Dalam kesempatan tersebut, Bupati Devi Suhartoni menegaskan bahwa Sensus Ekonomi 2026 memiliki peran strategis untuk memetakan kondisi riil perekonomian masyarakat, mulai dari usaha mikro, kecil dan menengah (UMKM) hingga sektor usaha besar di daerah.
Menurutnya, data yang valid dan akurat menjadi fondasi utama dalam merancang kebijakan pembangunan ekonomi yang tepat sasaran, efektif, dan mampu meningkatkan kesejahteraan masyarakat secara berkelanjutan.
“Pemkab Muratara siap mendukung penuh pelaksanaan Sensus Ekonomi 2026. Data yang akurat sangat penting agar arah kebijakan pembangunan benar-benar sesuai kebutuhan masyarakat dan berdampak nyata bagi peningkatan kesejahteraan,” ujar Devi Suhartoni.
Ia juga mengajak seluruh masyarakat dan pelaku usaha di Muratara untuk berpartisipasi aktif dengan memberikan informasi yang benar dan terbuka kepada petugas sensus. Menurutnya, keberhasilan sensus tidak hanya menjadi tanggung jawab pemerintah, tetapi membutuhkan dukungan seluruh elemen masyarakat.
“Sensus ekonomi ini milik kita bersama karena hasilnya akan menjadi dasar pembangunan ekonomi daerah di masa mendatang,” tambahnya.
Sementara itu, Gubernur Sumsel Herman Deru menekankan pentingnya data dalam menentukan arah pembangunan daerah. Ia menyebut setiap kebijakan pemerintah harus didasarkan pada data yang valid agar program yang dijalankan benar-benar tepat sasaran.

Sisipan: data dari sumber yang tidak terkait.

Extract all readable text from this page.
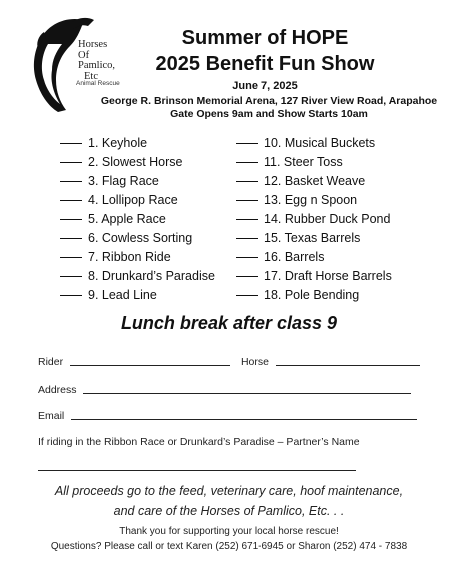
Horses
Of
Pamlico,
Etc
Animal Rescue
Summer of HOPE
2025 Benefit Fun Show
June 7, 2025
George R. Brinson Memorial Arena, 127 River View Road, Arapahoe
Gate Opens 9am and Show Starts 10am
1. Keyhole
2. Slowest Horse
3. Flag Race
4. Lollipop Race
5. Apple Race
6. Cowless Sorting
7. Ribbon Ride
8. Drunkard’s Paradise
9. Lead Line
10. Musical Buckets
11. Steer Toss
12. Basket Weave
13. Egg n Spoon
14. Rubber Duck Pond
15. Texas Barrels
16. Barrels
17. Draft Horse Barrels
18. Pole Bending
Lunch break after class 9
Rider	Horse
Address
Email
If riding in the Ribbon Race or Drunkard’s Paradise – Partner’s Name
All proceeds go to the feed, veterinary care, hoof maintenance,
and care of the Horses of Pamlico, Etc. . .
Thank you for supporting your local horse rescue!
Questions? Please call or text Karen (252) 671-6945 or Sharon (252) 474 - 7838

“Kita tidak bisa membuat kebijakan tanpa data. Dengan data yang benar, maka kebijakan yang dihasilkan juga akan tepat,” tegas Herman Deru.
Di sisi lain, Deputi Neraca dan Analisis Statistik BPS RI Moh Edy Mahmud mengapresiasi dukungan pemerintah daerah di Sumatera Selatan terhadap program statistik nasional. Ia menilai Sumsel menjadi salah satu provinsi yang cukup berhasil memanfaatkan data statistik sebagai dasar penyusunan kebijakan pembangunan.
Menurutnya, berbagai indikator pembangunan Sumsel sepanjang 2025 menunjukkan capaian positif, mulai dari pertumbuhan ekonomi yang berada di atas rata-rata nasional, tingkat kemiskinan satu digit, hingga pengendalian inflasi terbaik di Pulau Sumatera.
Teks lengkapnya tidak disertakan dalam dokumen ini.